GENEVA  — United Nations agencies warn that medical evacuations from conflict-ridden Gaza have essentially dried up, putting at risk the lives of thousands of people, including children, with serious illnesses and injuries because they are unable to get the treatment they need.

“Children are being medically evacuated from Gaza at fewer than one child per day. If this lethally slow pace continues, it would take more than seven years to evacuate the 2,500 children needing urgent medical care,” UNICEF spokesperson James Elder told journalists Friday in Geneva.

“As a result, children in Gaza are dying,” he said, noting that even when “miracles happen” and children survive the bombs, bullets and shells, “they are then prevented from leaving Gaza to receive the urgent care that would save their lives.”

The World Health Organization reports 15,600 patients require urgent medical evacuations, with only 5,138 evacuated so far. Nearly half of them had cancer, 40% had war injuries, and 200 had kidney diseases. The WHO says only 231 patients have been evacuated since May 7.

UNICEF spokesperson Elder said that an average of 296 children were medically evacuated each month from January to May 7. Since the Rafah crossing closed on May 7 because of the ground offensive there, he said “the number of children medically evacuated has collapsed to just 22 per month.”

“That is, just 127 children, many suffering from head trauma, amputations, burns, cancer, and severe malnutrition, have been allowed to leave since Rafah closed,” he said.

Dr. Rik Peeperkorn, WHO representative for occupied Palestinian Territory, agreed that this situation cries out for “a proper medevac structure out of Gaza, an organized structure.”

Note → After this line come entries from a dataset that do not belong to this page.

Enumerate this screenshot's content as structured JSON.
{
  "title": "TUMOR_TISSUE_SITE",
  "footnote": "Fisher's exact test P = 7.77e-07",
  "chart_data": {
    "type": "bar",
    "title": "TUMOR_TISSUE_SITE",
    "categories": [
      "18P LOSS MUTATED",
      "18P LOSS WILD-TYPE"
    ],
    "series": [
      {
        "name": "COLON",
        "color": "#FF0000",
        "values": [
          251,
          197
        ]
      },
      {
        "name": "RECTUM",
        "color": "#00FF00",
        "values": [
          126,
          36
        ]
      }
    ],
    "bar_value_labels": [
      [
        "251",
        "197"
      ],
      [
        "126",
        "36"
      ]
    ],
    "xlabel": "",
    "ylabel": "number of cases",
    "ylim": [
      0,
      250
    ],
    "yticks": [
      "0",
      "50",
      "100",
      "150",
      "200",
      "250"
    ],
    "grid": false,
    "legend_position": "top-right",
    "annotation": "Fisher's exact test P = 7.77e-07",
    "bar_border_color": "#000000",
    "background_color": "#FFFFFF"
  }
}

On a video link from Gaza, he recalled that before the crisis erupted a year ago, between 50 and 100 patients daily were referred from Gaza to East Jerusalem and the West Bank, and “those were 40% oncology cases — children, women and men with cancer — but also cardiovascular and all kinds of other diseases.”

Between 12,000 and 14,000 critical patients must be medevaced outside Gaza, Peeperkorn said, “and we are constantly pushing for that.”

“We want medical corridors. What would be needed would be to restore the traditional medical corridor, which is, of course, to the hospitals in East Jerusalem and West Bank, and they are very much ready to receive patients from Gaza,” he said.

Peeperkorn said WHO always tries to prioritize children, who comprise at least one-third of patients on a medevac list, which subsequently goes through a security screening.

“It is really painful to see that many of these patients, which are on this list are not approved, including children,” he said, adding there is “no explanation from Israeli authorities on why an evacuation is not granted.”

Elder agreed with that assessment, noting that Israeli authorities do not say when applications for medical evacuations are declined, and “does not provide reasons for refusals.”

“It is not known how many child patients have been rejected for medevac,” he said. “Only a list of approved patients is provided by Israel’s COGAT, which controls Gaza’s entry and exit points. The status of others is not shared. When a patient is denied, there is nothing that can be done.”

COGAT, the Israeli military body responsible for Palestinian civilian issues including medical evacuations from Gaza, has not commented on the question of evacuations.

‘Mayhem and chaos’

Peeperkorn took part in a U.N. mission Thursday, which managed to reach Kamal Adwan hospital in northern Gaza, which is under siege by Israeli authorities. The team delivered a range of medicines and fuel to the hospital and transferred 23 patients and 26 caregivers to the Al-Shifa hospital.

Peeperkorn described a scene of “mayhem and chaos” at Kamal Adwan Hospital, where there were more than 200 patients, and the emergency wards were overflowing. He said he had received unconfirmed reports that soldiers were close to the hospital, “telling people that they needed to come out and separating people into groups of men, women, and children.”

“Hospitals should not be attacked. People should be protected. Hospitals are supposed to be safe places where people could receive treatment and shelter,” he said.

Optimism about vaccination campaign

Despite the ongoing attacks on civilian infrastructure, which continue to jeopardize people’s safety and movement in northern Gaza, Peeperkorn said he remained hopeful that a polio campaign in the region “would be successful.”

WHO and partners were forced to postpone a second round of polio vaccinations for more than 119,000 young children across northern Gaza due to the violence, intense bombardment, mass displacement orders and lack of assured humanitarian pauses.

Peeperkorn noted the second round of the campaign has gone off without a hitch in southern and central Gaza and that coverage in those two zones “surpassed 90%, putting the mission on the right track.”

“We still have good hopes that we can do this campaign … We have a window between the 28th of October and sixth of November to carry out the campaign,” he said. “Over the coming week, the technical committee will engage in constant dialogue to ensure that the campaign can go ahead.”

Underscoring the urgency of stopping the transmission of this crippling disease, he said, “You do not want to get more polio cases in Gaza, but you also do not want to see a spread of the poliovirus in surrounding countries. So, we do this not only for the children in Gaza, but for children all around.”